The model we have adopted here focuses on taking down those silos and, instead, being responsible and accountable for communicating across the network.”
Big pharma tools, small pharma agility
Recordati Pharmaceuticals is, of course, a small company but it sees this very much as an advantage, allowing it to leverage the Key Account approach far more easily than may be the case in big pharma. However, it has not shied away from equipping its field-force with the same tools as the bigger players, and, moreover, it has resisted the temptation to measure its sales activities only in the same traditional fashion more commonly associated with the major multinationals.
“We do not have a fixation with call-rates alone,” says Martin Symons. “We have, of course, identified target customers and set objectives for our fieldforce that focuses very much on delivering results. But call-rate is a surrogate marker of a successful representative – it’s not an end-point and it’s not always our top priority.”
The company has, in fact, invested heavily in a “state of the art” targeting tool, to help its sales professionals identify their most valuable customers. This, says Kathy Birch, serves as a facilitator to help representatives spend their time more wisely and is a demonstration of Recordati’s commitment to arming its team with ‘big pharma tools’.
As if to underline the autonomy Recordati allows its representatives, some of its high performers have yet to fully exploit the benefit from the targeting tool – choosing instead to focus their attention on customers from outside the target group. “Our top performers have deliberately opted to spend more of their initial time speaking to influencers rather than prescribers,” says Martin Symons. “There will be some overlap, of course, as GPs are not single role people – some of them are also prescribing leads, or on formulary committees – but this strategy embraces the concept of the whole network approach.

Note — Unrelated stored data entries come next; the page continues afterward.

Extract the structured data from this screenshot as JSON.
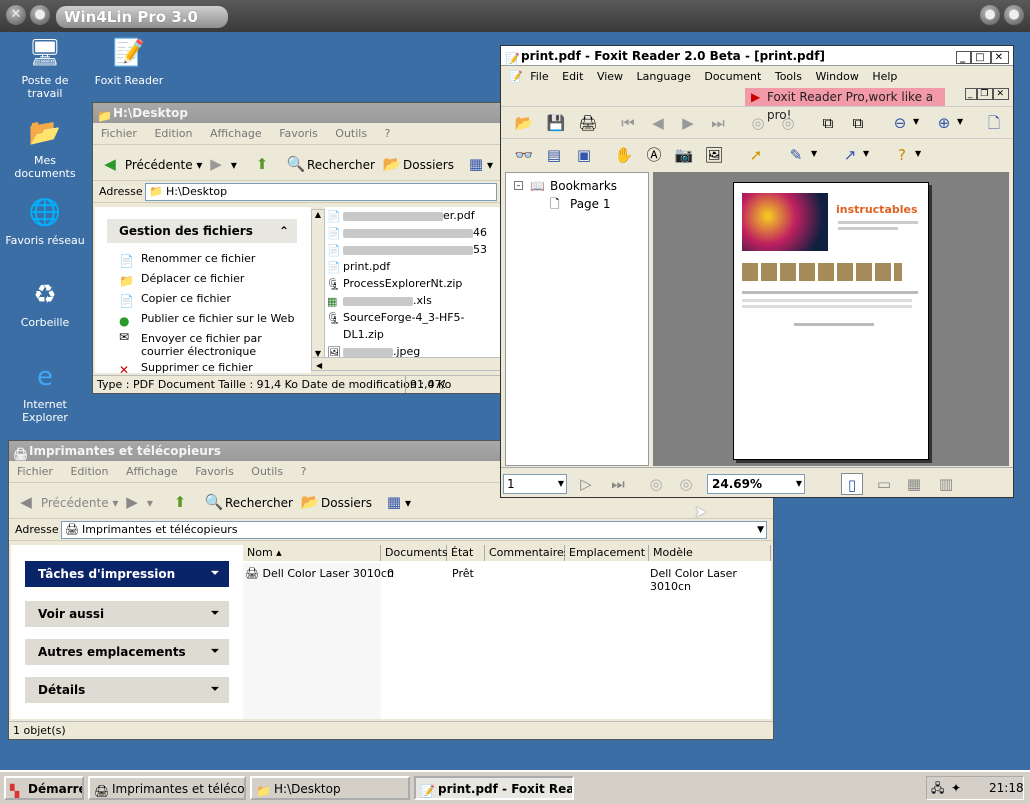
{
  "host": {
    "title": "Win4Lin Pro 3.0"
  },
  "desktop_icons": [
    {
      "label": "Poste de travail",
      "icon": "computer-icon"
    },
    {
      "label": "Foxit Reader",
      "icon": "foxit-shortcut-icon"
    },
    {
      "label": "Mes documents",
      "icon": "folder-documents-icon"
    },
    {
      "label": "Favoris réseau",
      "icon": "network-icon"
    },
    {
      "label": "Corbeille",
      "icon": "recycle-bin-icon"
    },
    {
      "label": "Internet Explorer",
      "icon": "internet-explorer-icon"
    }
  ],
  "desktop_window": {
    "title": "H:\\Desktop",
    "menu": [
      "Fichier",
      "Edition",
      "Affichage",
      "Favoris",
      "Outils",
      "?"
    ],
    "toolbar": {
      "back": "Précédente",
      "search": "Rechercher",
      "folders": "Dossiers"
    },
    "address_label": "Adresse",
    "address": "H:\\Desktop",
    "task_panel": {
      "title": "Gestion des fichiers",
      "links": [
        "Renommer ce fichier",
        "Déplacer ce fichier",
        "Copier ce fichier",
        "Publier ce fichier sur le Web",
        "Envoyer ce fichier par courrier électronique",
        "Supprimer ce fichier"
      ]
    },
    "files": [
      {
        "name": "er.pdf",
        "blurred": true
      },
      {
        "name": "46",
        "blurred": true
      },
      {
        "name": "53",
        "blurred": true
      },
      {
        "name": "print.pdf",
        "blurred": false
      },
      {
        "name": "ProcessExplorerNt.zip",
        "blurred": false
      },
      {
        "name": ".xls",
        "blurred": true
      },
      {
        "name": "SourceForge-4_3-HF5-DL1.zip",
        "blurred": false
      },
      {
        "name": ".jpeg",
        "blurred": true
      }
    ],
    "status": "Type : PDF Document Taille  : 91,4 Ko Date de modification : 07/",
    "status_size": "91,4 Ko"
  },
  "printers_window": {
    "title": "Imprimantes et télécopieurs",
    "menu": [
      "Fichier",
      "Edition",
      "Affichage",
      "Favoris",
      "Outils",
      "?"
    ],
    "toolbar": {
      "back": "Précédente",
      "search": "Rechercher",
      "folders": "Dossiers"
    },
    "address_label": "Adresse",
    "address": "Imprimantes et télécopieurs",
    "tasks": [
      "Tâches d'impression",
      "Voir aussi",
      "Autres emplacements",
      "Détails"
    ],
    "columns": [
      "Nom",
      "Documents",
      "État",
      "Commentaires",
      "Emplacement",
      "Modèle"
    ],
    "rows": [
      {
        "name": "Dell Color Laser 3010cn",
        "documents": "0",
        "state": "Prêt",
        "comments": "",
        "location": "",
        "model": "Dell Color Laser 3010cn"
      }
    ],
    "status": "1 objet(s)"
  },
  "foxit_window": {
    "title": "print.pdf - Foxit Reader 2.0 Beta - [print.pdf]",
    "menu": [
      "File",
      "Edit",
      "View",
      "Language",
      "Document",
      "Tools",
      "Window",
      "Help"
    ],
    "promo": "Foxit Reader Pro,work like a pro!",
    "bookmarks_root": "Bookmarks",
    "bookmarks": [
      "Page 1"
    ],
    "page_number": "1",
    "zoom": "24.69%",
    "page_preview": {
      "brand": "instructables"
    }
  },
  "taskbar": {
    "start": "Démarrer",
    "buttons": [
      "Imprimantes et télécopie...",
      "H:\\Desktop",
      "print.pdf - Foxit Read..."
    ],
    "clock": "21:18"
  },
  "colors": {
    "desktop": "#3b6ea5",
    "task_header_active": "#0a246a",
    "promo": "#f39aa8"
  }
}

The objective here is to remove barriers and get endorsement across the network so that when representatives eventually call on the core customers, they do so against a favourable background – for example, that there’s no problem within the PCT in using the product, or prescribing by brand. Once the barriers are removed, representatives are able to get on with the more traditional element of their role – selling the GP the clinical benefits of the brand compared to other options.”
New approach, new skill-sets
So what are the major characteristics of a good Key Account Manager? “The high-calibre performers in the modern UK environment will still need all of the classic attributes of the traditional representative – focus, energy, interpersonal skills, planning skills and charisma are all still highly relevant,” says Martin Symons. “But in addition, they will need to be able to root out what and who is important, have a real desire to understand the network and a mental alertness to exploit it.

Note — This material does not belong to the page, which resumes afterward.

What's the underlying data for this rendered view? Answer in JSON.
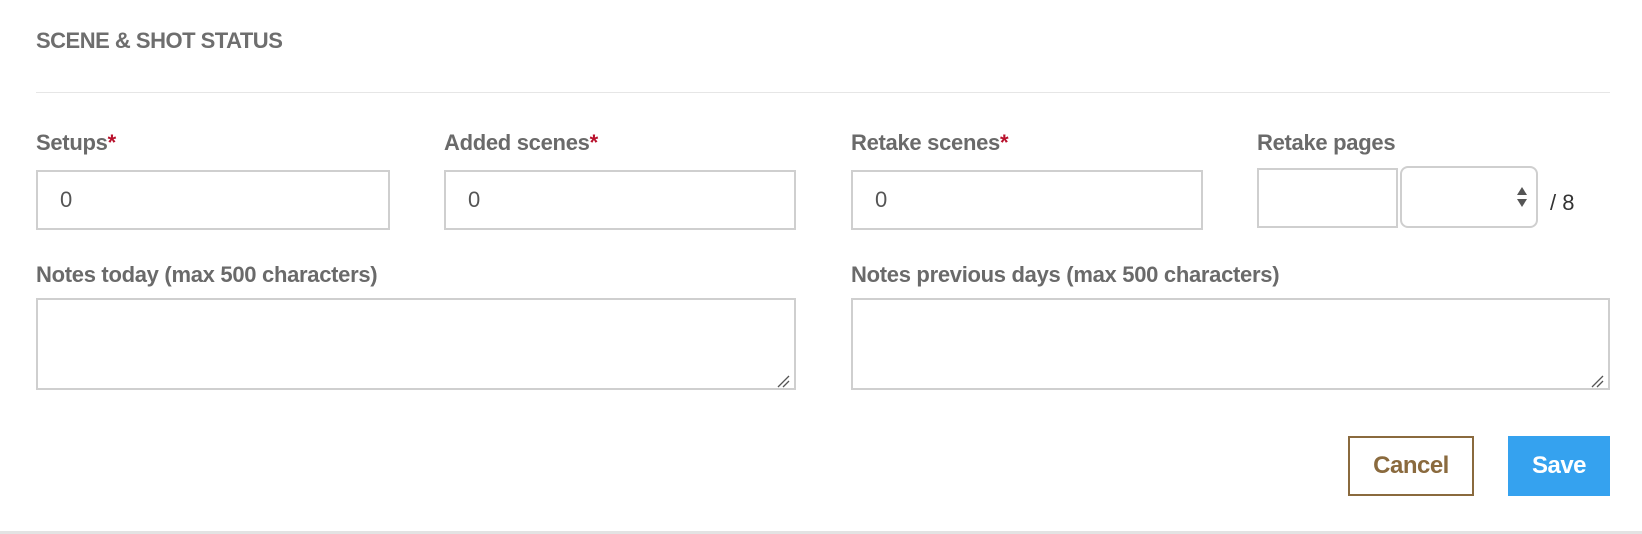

Key Account Managers need to be able to get under the skin of customers, to find out what they want and have the flexibility to tailor what they deliver to meet those needs.” Clearly, Recordati Pharmaceuticals has an unquestionable commitment to the notions of Key Account Management. In an environment where some companies appear to be paying lip-service to the theory, while at the same time measuring sales effort against the traditional criteria of call frequency, Recordati is certainly trying to ‘walk the walk’.